Under anesthesia, the surgeon will make an incision in your child's abdomen, locate the intussusception and push the affected sections back into place. Your child's intestine will be examined for damage, and, if any sections are not working correctly, they will be removed.
- If there is damage to the intestine and the section removed is small, the two sections of healthy intestine will be sewn back together.
- If the injured section of intestine is large, a significant amount of intestine may be removed.
In this case, the parts of the intestine that remain after the damaged section is removed may not be attached to each other surgically. An enterostomy may be created so that the digestive process can continue.
With an enterostomy, the two remaining healthy ends of intestine are brought through openings in the abdomen. Stool will pass through the opening (called a stoma) and then into a collection bag. The enterostomy will be temporary.
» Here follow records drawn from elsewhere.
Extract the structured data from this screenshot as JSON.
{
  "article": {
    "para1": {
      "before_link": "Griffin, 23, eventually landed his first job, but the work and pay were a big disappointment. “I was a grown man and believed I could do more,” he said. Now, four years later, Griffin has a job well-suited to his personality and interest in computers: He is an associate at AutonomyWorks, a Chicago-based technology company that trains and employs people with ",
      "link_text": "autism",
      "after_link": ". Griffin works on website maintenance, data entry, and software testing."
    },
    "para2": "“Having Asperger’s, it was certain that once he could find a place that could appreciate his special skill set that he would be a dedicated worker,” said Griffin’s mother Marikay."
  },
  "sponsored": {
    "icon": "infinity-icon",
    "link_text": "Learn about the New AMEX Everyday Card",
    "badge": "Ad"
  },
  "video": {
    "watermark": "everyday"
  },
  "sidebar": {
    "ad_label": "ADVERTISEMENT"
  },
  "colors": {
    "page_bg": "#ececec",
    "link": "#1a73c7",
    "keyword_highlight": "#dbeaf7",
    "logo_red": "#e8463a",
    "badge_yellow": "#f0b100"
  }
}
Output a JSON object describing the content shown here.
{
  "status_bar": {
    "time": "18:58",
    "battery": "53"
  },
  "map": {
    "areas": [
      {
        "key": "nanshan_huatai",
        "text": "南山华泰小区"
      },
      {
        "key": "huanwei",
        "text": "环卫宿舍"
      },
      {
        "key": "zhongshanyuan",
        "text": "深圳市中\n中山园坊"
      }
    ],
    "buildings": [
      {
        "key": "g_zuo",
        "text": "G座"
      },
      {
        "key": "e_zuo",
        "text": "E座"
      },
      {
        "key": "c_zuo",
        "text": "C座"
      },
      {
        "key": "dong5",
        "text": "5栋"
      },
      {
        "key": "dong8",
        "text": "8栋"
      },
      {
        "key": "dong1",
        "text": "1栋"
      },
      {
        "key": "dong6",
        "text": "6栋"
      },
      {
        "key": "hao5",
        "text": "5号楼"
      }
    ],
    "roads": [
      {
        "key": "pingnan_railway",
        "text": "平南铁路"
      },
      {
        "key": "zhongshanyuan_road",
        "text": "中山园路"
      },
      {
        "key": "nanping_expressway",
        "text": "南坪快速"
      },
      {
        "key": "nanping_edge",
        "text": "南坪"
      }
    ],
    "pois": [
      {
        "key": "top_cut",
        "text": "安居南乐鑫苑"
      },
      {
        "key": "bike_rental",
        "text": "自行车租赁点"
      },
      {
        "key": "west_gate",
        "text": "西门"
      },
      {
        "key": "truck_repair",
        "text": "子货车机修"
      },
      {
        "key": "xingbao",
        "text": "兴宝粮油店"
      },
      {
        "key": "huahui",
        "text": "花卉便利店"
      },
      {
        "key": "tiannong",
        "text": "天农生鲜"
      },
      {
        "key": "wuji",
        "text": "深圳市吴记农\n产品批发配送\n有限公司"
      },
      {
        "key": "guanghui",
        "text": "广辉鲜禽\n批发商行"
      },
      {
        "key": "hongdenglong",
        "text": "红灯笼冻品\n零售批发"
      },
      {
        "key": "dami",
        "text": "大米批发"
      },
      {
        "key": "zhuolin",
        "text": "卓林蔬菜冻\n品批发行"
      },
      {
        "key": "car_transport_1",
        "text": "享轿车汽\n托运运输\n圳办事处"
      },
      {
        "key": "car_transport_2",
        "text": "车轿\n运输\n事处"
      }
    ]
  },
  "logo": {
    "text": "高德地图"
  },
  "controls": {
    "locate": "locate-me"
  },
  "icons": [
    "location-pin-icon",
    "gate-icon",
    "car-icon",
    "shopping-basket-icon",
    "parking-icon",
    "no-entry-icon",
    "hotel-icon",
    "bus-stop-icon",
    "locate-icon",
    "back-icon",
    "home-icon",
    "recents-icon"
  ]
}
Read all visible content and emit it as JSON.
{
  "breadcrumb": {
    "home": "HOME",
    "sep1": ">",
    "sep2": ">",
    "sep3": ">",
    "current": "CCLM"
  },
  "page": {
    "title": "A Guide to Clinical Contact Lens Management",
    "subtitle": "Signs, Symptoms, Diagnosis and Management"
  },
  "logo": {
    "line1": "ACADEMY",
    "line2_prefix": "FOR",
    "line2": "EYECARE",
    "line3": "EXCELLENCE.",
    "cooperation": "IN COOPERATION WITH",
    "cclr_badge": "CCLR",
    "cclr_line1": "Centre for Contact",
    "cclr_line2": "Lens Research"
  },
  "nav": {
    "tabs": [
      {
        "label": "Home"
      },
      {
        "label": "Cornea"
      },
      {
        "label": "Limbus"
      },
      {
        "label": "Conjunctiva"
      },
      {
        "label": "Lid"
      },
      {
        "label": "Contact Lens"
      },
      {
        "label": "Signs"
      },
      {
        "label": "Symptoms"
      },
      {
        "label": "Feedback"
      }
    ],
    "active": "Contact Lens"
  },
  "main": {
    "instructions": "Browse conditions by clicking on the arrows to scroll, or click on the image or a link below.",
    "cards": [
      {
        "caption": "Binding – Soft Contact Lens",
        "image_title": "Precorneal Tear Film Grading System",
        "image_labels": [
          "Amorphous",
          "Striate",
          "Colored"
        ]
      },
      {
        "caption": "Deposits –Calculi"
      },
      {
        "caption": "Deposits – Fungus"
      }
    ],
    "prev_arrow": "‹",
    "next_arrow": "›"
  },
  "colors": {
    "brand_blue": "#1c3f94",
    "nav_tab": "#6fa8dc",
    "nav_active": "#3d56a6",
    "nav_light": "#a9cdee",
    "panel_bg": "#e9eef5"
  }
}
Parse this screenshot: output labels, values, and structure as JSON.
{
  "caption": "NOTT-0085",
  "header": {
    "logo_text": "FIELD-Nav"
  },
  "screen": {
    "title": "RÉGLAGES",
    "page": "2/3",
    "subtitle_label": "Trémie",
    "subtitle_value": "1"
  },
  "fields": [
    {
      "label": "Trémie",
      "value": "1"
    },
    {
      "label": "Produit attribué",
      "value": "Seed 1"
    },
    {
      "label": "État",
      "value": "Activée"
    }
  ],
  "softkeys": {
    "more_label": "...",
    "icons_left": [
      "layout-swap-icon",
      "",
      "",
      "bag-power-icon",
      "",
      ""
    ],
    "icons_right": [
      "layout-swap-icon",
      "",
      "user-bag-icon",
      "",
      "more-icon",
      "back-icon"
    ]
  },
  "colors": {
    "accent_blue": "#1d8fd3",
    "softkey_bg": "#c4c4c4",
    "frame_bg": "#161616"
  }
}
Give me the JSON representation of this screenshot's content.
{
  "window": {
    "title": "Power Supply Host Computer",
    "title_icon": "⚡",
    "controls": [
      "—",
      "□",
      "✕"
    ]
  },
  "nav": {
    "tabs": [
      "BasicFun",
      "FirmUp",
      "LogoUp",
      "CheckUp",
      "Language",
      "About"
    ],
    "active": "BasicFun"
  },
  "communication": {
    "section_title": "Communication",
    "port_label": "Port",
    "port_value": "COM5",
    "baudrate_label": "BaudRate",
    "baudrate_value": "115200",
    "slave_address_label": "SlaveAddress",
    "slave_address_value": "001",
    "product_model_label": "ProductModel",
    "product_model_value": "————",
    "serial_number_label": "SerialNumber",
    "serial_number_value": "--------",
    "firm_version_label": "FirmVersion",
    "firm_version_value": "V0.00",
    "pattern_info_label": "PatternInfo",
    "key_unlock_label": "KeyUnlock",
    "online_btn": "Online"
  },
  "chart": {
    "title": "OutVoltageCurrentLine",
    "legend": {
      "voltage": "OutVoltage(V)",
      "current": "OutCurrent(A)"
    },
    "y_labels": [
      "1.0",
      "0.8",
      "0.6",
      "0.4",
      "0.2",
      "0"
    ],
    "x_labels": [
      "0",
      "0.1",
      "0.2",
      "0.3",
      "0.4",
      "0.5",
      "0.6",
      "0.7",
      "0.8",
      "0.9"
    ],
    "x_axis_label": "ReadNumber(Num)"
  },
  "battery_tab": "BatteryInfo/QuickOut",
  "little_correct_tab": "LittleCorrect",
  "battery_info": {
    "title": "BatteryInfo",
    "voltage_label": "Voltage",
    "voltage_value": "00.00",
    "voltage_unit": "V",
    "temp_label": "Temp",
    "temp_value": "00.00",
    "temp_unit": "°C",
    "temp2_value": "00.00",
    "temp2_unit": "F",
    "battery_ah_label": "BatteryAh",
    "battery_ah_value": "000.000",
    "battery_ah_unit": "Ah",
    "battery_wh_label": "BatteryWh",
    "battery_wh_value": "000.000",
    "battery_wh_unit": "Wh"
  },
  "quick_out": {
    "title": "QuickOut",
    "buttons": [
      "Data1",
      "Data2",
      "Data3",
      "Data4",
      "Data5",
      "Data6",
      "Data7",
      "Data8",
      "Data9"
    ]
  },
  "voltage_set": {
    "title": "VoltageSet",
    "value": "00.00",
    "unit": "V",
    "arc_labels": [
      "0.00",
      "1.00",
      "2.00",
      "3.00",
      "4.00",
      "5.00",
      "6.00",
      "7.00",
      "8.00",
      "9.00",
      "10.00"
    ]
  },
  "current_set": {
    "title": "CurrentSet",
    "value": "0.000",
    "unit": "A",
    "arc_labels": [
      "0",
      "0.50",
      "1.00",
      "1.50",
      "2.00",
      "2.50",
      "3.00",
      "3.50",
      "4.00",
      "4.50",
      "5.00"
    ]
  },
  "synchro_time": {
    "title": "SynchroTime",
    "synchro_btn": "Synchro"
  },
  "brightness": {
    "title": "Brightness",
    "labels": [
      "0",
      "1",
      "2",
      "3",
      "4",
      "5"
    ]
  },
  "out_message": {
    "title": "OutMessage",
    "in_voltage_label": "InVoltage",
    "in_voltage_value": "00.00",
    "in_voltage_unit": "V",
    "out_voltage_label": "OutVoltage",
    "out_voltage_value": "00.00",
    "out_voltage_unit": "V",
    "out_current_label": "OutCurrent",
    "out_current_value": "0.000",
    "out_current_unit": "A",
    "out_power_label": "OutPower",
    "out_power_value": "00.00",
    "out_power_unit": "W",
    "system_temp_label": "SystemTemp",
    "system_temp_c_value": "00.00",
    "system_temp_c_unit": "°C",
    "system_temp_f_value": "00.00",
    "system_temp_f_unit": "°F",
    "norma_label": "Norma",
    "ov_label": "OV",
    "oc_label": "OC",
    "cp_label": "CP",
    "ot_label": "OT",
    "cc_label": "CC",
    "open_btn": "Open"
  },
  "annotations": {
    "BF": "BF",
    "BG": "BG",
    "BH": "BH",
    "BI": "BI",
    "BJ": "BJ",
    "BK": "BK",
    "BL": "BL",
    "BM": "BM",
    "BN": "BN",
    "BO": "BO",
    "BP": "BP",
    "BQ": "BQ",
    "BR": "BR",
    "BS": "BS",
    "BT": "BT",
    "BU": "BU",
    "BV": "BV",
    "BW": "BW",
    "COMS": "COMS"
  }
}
What is the long-term outlook for my child?
If not treated, intussusception is a life-threatening disorder. If treated within 24 hours, most babies recover completely.
The long-term outlook depends on the extent of intestinal damage (if any).
- Children with intestinal injury who had a large portion of the intestine removed may have long-term problems.
- Removing a large segment of the intestine can prevent a child from getting adequate nutrients and fluids. In this case, nutrition may need to be supplemented with long-term, high calorie solutions given through special IV catheters.
Intussusception recurs in up to 10 percent of children. Your child's physician will be able to give you the most accurate prognosis for your child.